I also sometimes can't bring myself to beat people under certain circumstances. A trite example:
When I was little I would play basketball against my dad. He seemed like an invincible giant, and he would never let me win. That was okay, there's no shame losing to him, I thought. As the years passed, he sustained numerous injuries and wear-and-tear due to age, sports, and years of manual labour. Every year the games grew closer, and soon went from a dad fooling around with his kid, to an intense competition. He still won every time though, and he would smile and say something like: "I still got it", or "I'm not ready for a wheelchair yet, buddy", etc. I was 16 when I realized my dad is three inches shorter than me and is in his mid-50s.
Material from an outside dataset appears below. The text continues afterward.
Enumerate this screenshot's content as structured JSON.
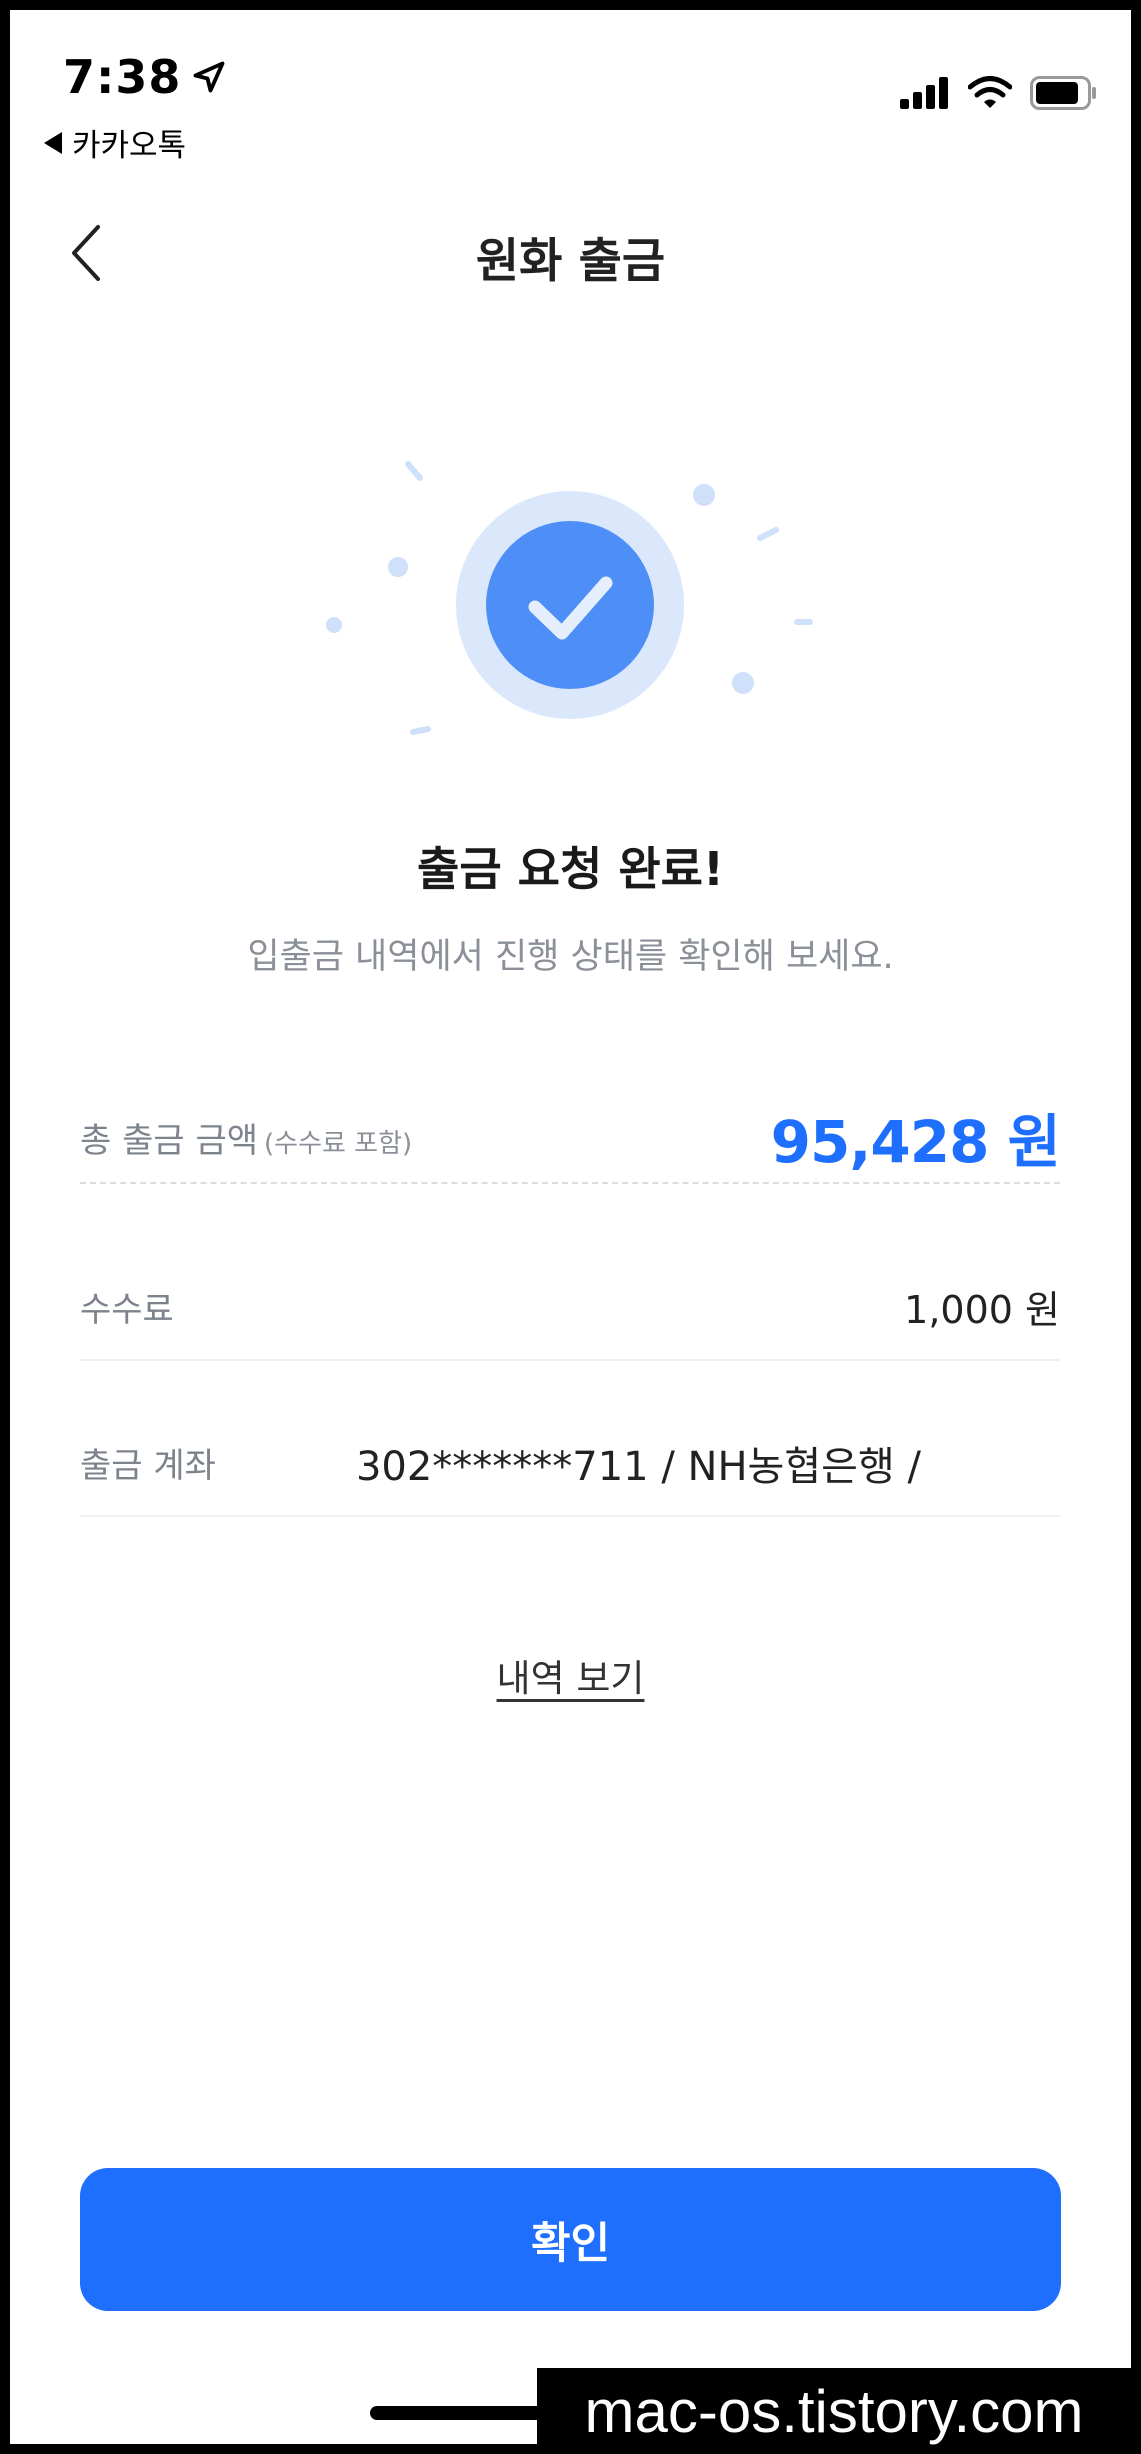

I was very aware of the fact that I could finally beat him, but I just didn't have the heart. I had remembered when age and a shoulder injury had knocked him out of his men's hardball league. I remember watching him come back from the injury and try to pitch, and he was absolutely murdered. He kept coming back, every game and kept getting annihilated. People started making fun of him and yelling taunts about him being impotent and washed up. Then they cut him from the team. It took him a long time to admit it, but he eventually admitted he was no longer able to compete at that level. It crushed him. And so, to this day I can't bring myself to beat him in sports. Maybe that's cowardly, but I just can't.